Sandise memandangi tabib tua dengan pandangan cemas. "Bagaimana keadaannya?" tanyanya sambil menarik napas. Tabib tua itu sibuk membereskan peralatannya, terlihat beragam tanaman dan ramuan tersebar di atas meja perawatan.
"Bersyukur, tusukan belatinya tidak sampai menyentuh organ vitalnya," jawab tabib tua sambil mengelap keringat di dahinya. Ia kemudian melanjutkan dengan penuh perhatian. "Namun, duke perlu beristirahat beberapa hari agar luka-lukanya dapat pulih dengan baik."
Sandise mengangguk, merasakan bebannya sedikit terangkat. "Terima kasih atas perawatanmu, tabib. Kami semua khawatir akan nasib duke."
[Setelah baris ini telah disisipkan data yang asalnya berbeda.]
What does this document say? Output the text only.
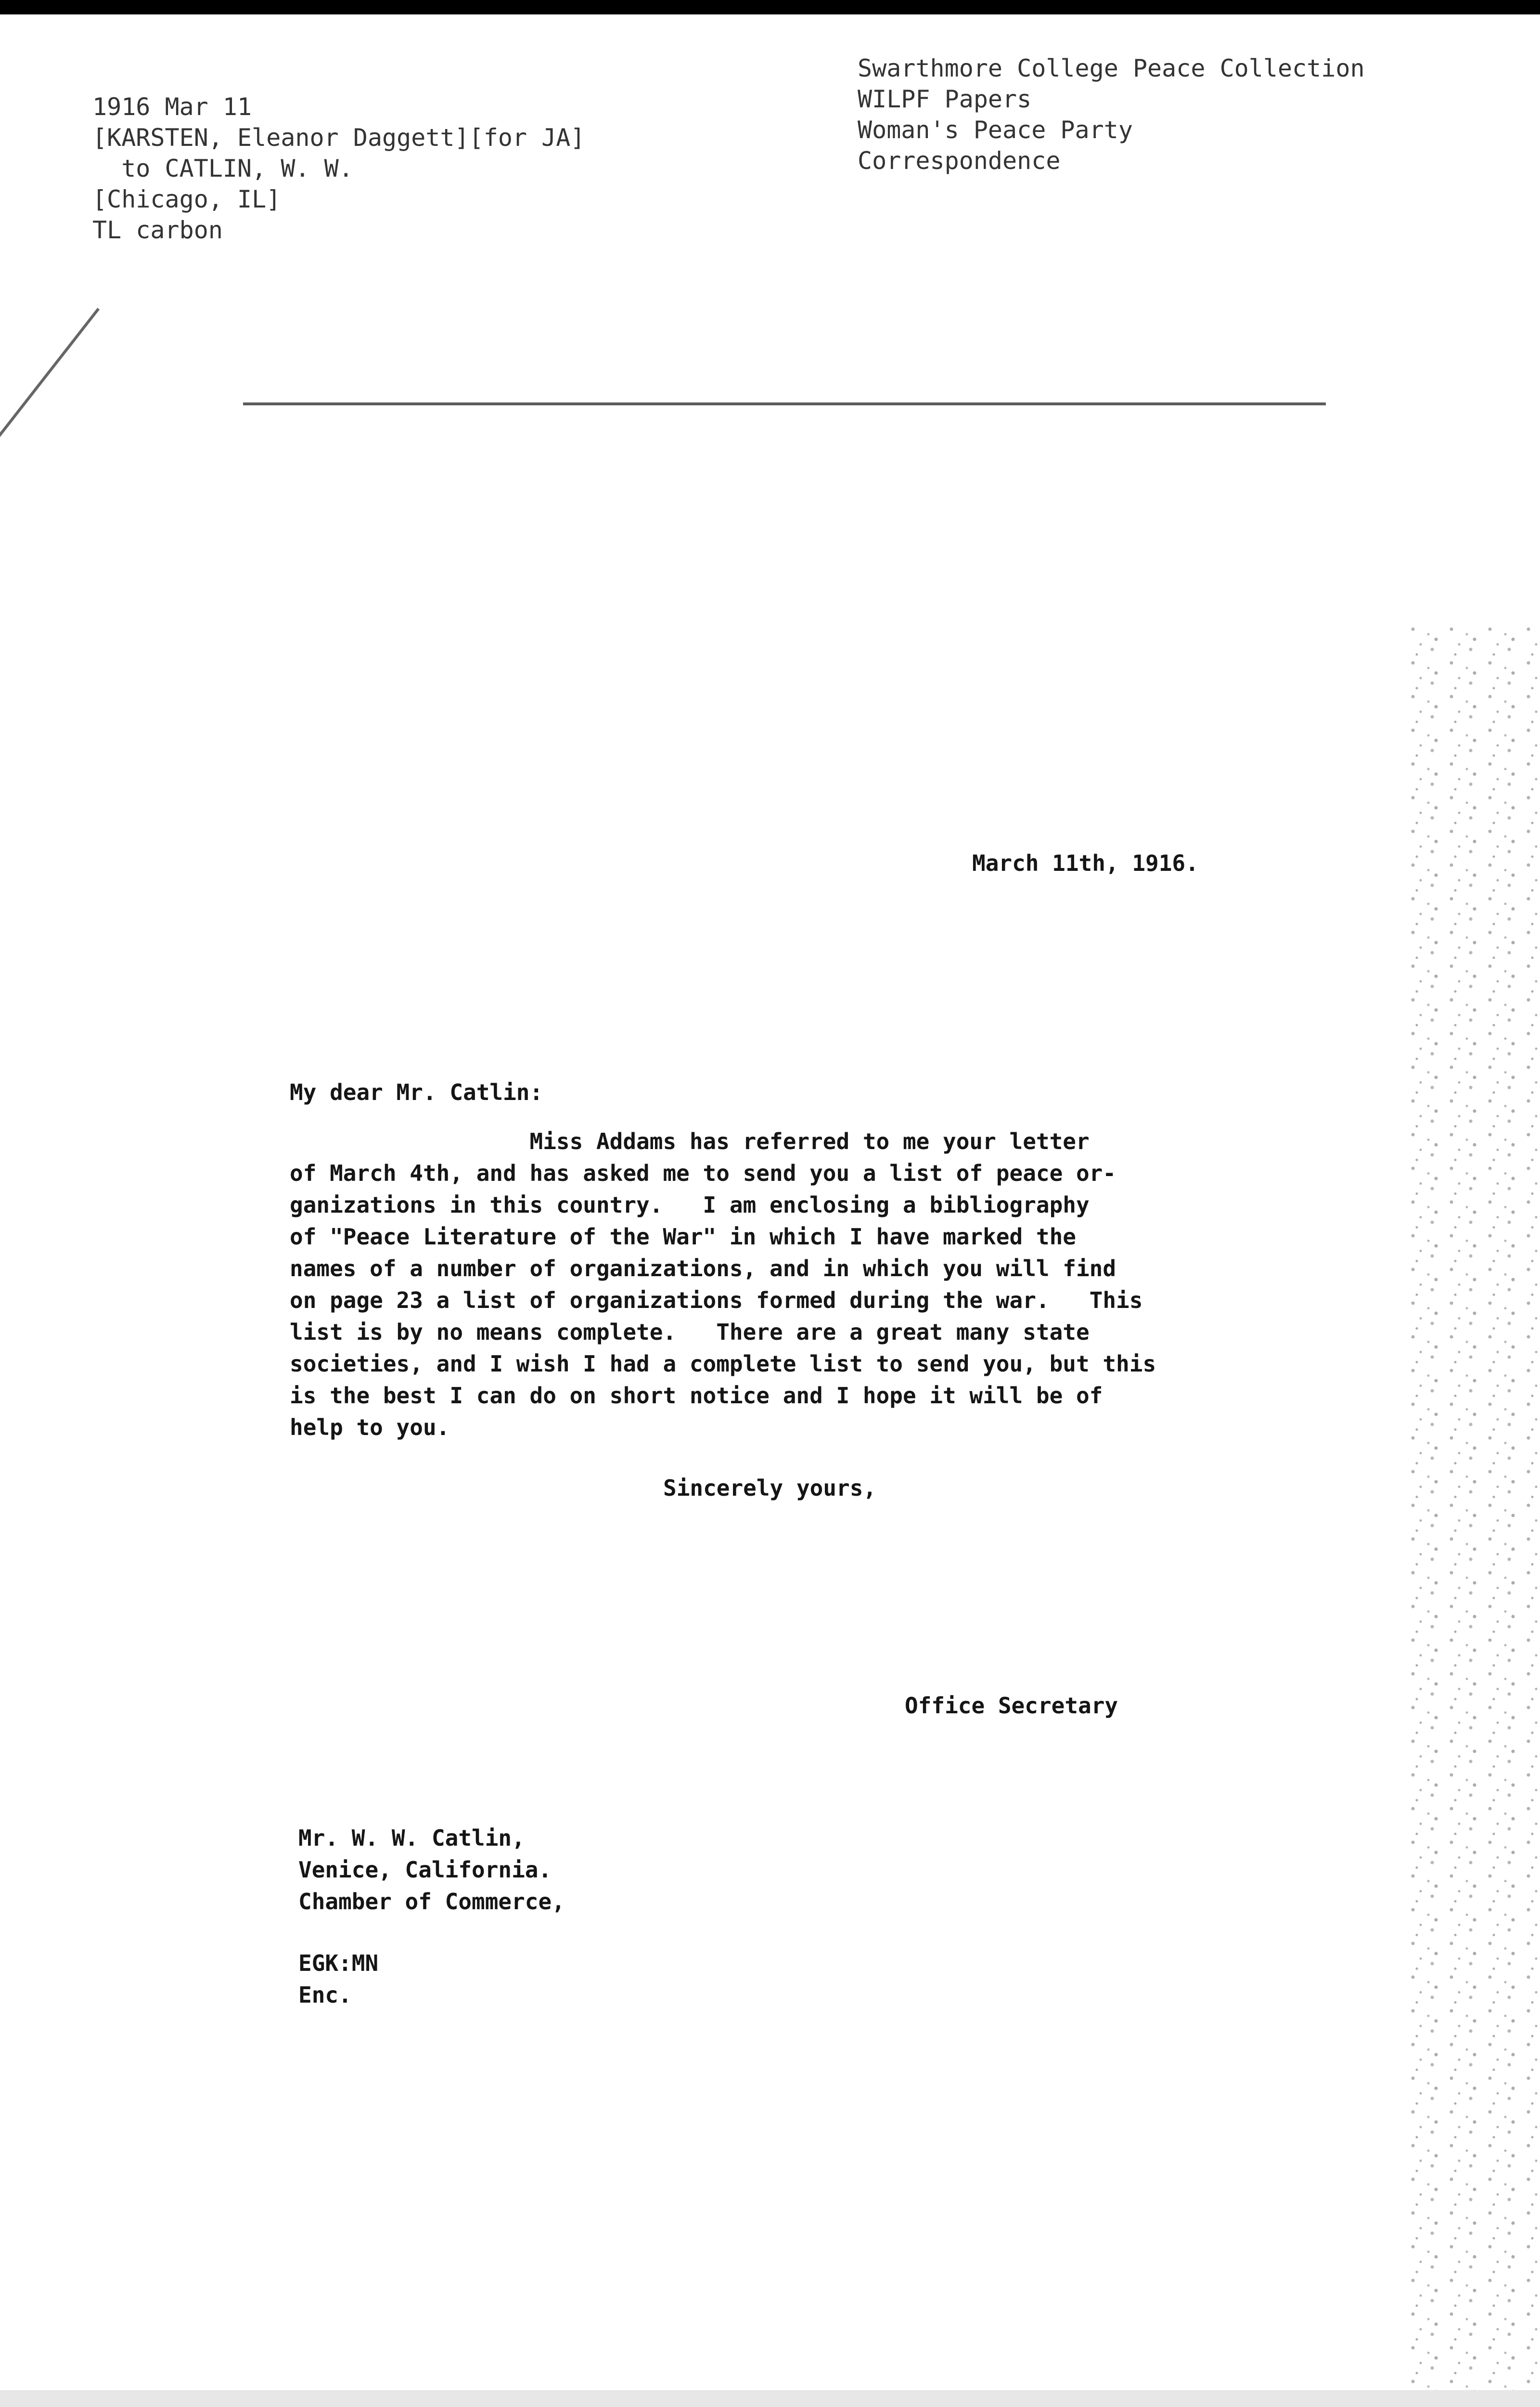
1916 Mar 11
[KARSTEN, Eleanor Daggett][for JA]
to CATLIN, W. W.
[Chicago, IL]
TL carbon
Swarthmore College Peace Collection
WILPF Papers
Woman's Peace Party
Correspondence
March 11th, 1916.
My dear Mr. Catlin:
Miss Addams has referred to me your letter
of March 4th, and has asked me to send you a list of peace or-
ganizations in this country.   I am enclosing a bibliography
of "Peace Literature of the War" in which I have marked the
names of a number of organizations, and in which you will find
on page 23 a list of organizations formed during the war.   This
list is by no means complete.   There are a great many state
societies, and I wish I had a complete list to send you, but this
is the best I can do on short notice and I hope it will be of
help to you.
Sincerely yours,
Office Secretary
Mr. W. W. Catlin,
Venice, California.
Chamber of Commerce,
EGK:MN
Enc.
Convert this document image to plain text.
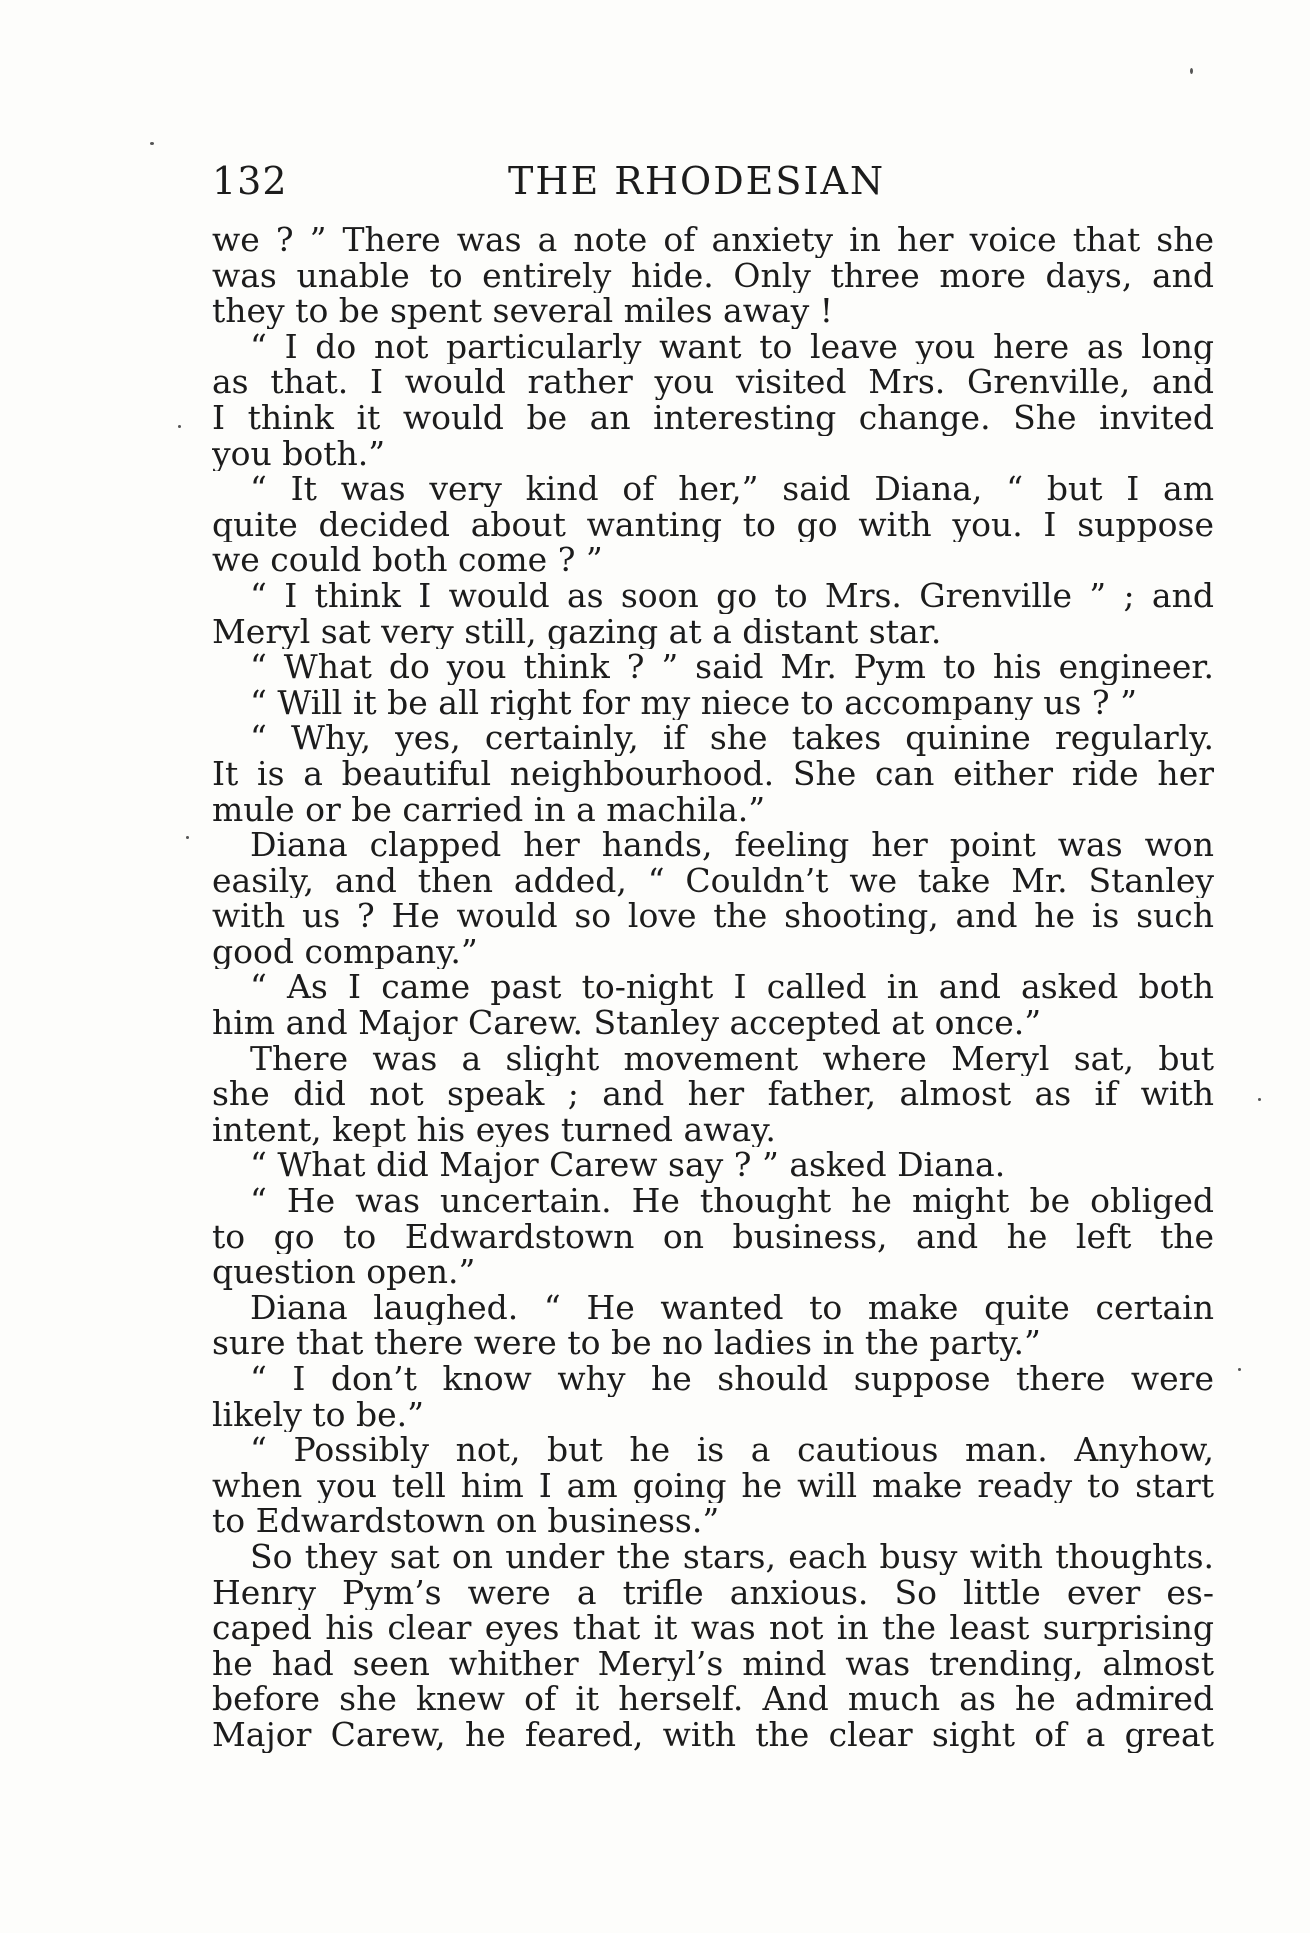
132	THE RHODESIAN
we ? ” There was a note of anxiety in her voice that she
was unable to entirely hide. Only three more days, and
they to be spent several miles away !
“ I do not particularly want to leave you here as long
as that. I would rather you visited Mrs. Grenville, and
I think it would be an interesting change. She invited
you both.”
“ It was very kind of her,” said Diana, “ but I am
quite decided about wanting to go with you. I suppose
we could both come ? ”
“ I think I would as soon go to Mrs. Grenville ” ; and
Meryl sat very still, gazing at a distant star.
“ What do you think ? ” said Mr. Pym to his engineer.
“ Will it be all right for my niece to accompany us ? ”
“ Why, yes, certainly, if she takes quinine regularly.
It is a beautiful neighbourhood. She can either ride her
mule or be carried in a machila.”
Diana clapped her hands, feeling her point was won
easily, and then added, “ Couldn’t we take Mr. Stanley
with us ? He would so love the shooting, and he is such
good company.”
“ As I came past to-night I called in and asked both
him and Major Carew. Stanley accepted at once.”
There was a slight movement where Meryl sat, but
she did not speak ; and her father, almost as if with
intent, kept his eyes turned away.
“ What did Major Carew say ? ” asked Diana.
“ He was uncertain. He thought he might be obliged
to go to Edwardstown on business, and he left the
question open.”
Diana laughed. “ He wanted to make quite certain
sure that there were to be no ladies in the party.”
“ I don’t know why he should suppose there were
likely to be.”
“ Possibly not, but he is a cautious man. Anyhow,
when you tell him I am going he will make ready to start
to Edwardstown on business.”
So they sat on under the stars, each busy with thoughts.
Henry Pym’s were a trifle anxious. So little ever es-
caped his clear eyes that it was not in the least surprising
he had seen whither Meryl’s mind was trending, almost
before she knew of it herself. And much as he admired
Major Carew, he feared, with the clear sight of a great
Tabib tua itu hanya mengangguk sambil tersenyum lembut. "Ini tugasku, Sandise. Semoga duke segera pulih sepenuhnya."
Dengan langkah hati-hati, Sandise bergerak menuju salah satu kursi yang ada ditengah kamar duke-nya. Dia bersandar di sana, masih terlihat cemas dan gelisah.
"Bagaimana ini bisa terjadi?" Tabib itu bertanya, sembari istirahat di salah satu kursi di tengah ruangan, raut wajahnya keheranan.
Sandise meresapi pertanyaan tabib tersebut, lalu duduk di sampingnya. "Aku belum tahu. Nanti aku akan menginterogasi penyusup itu," jawabnya dengan nada resah.
"Kau kecolongan?" tanya tabib itu dengan tatapan penuh tanya.
Sandise mengangguk sambil memijat dahinya. "Yah, sepertinya begitu. Baru kali ini aku menemukan penyusup seberani dia," jelas Sandise, ekspresinya tergambar rasa kesal.
Tabib itu menyatakan, "aku sudah mengobati penyusup itu. Mungkin kau bisa menginterogasinya nanti."
"Baiklah, aku akan memeriksa kondisi lady Taneaya," ujar Sandise seraya berdiri dan bergegas meninggalkan kamar itu.
Sementara itu, di kamar lain, kegaduhan mencuat, para pelayan dan beberapa penjaga tampak kesulitan menangani situasi yang tak terduga ini.
"My lady, turunkan pedang anda, itu berbahaya," bujuk salah satu prajurit dengan suara yang penuh kehati-hatian.
Para pelayan berkumpul di dekat pintu masuk, wajah mereka terlihat ketakutan. Taneaya, memegang satu pedang, dikelilingi oleh beberapa prajurit penjaga, terlihat penuh kewaspadaan.
"Biarkan aku keluar dari kamar ini!" teriak Taneaya dengan nada yang memancarkan keputusasaan.
Suasana semakin tegang ketika Taneaya tampaknya tak berniat menyerahkan pedangnya. Prajurit penjaga tetap waspada, mencoba menemukan cara untuk menenangkan situasi yang semakin memanas.
Lalu, tak lama kemudian, suara Sandise mengalihkan fokus semua orang. "Ada apa ini?!" serunya tiba-tiba, langkahnya tergesa menuju tengah kekacauan.
Salah satu prajurit mendekat ke arah Sandise dan memberikan laporan dengan berbisik. Sandise merasa ia harus turun tangan langsung, sehingga dia melangkah mendekat ke tengah ruangan. Dia memberi isyarat pada anak buahnya untuk mundur, dan para prajurit bergerak ke belakangnya, membentuk barisan yang rapi.
"My lady, turunkan senjata anda, kumohon," ujar Sandise dengan nada hati-hati. Meskipun amarah menyala di dalamnya, dia berusaha keras untuk menahan emosinya. Beberapa hari terakhir, dia telah menjalani banyak keributan seorang diri, dan tekanan itu tampaknya membebani bahunya. Sandise benar-benar ingin melepaskan segala amarahnya, namun dia tahu bahwa saat ini bukan waktu yang tepat. Ada interogasi yang harus dia lakukan, mungkin itu bisa melepaskan sedikit penat di pikirannya.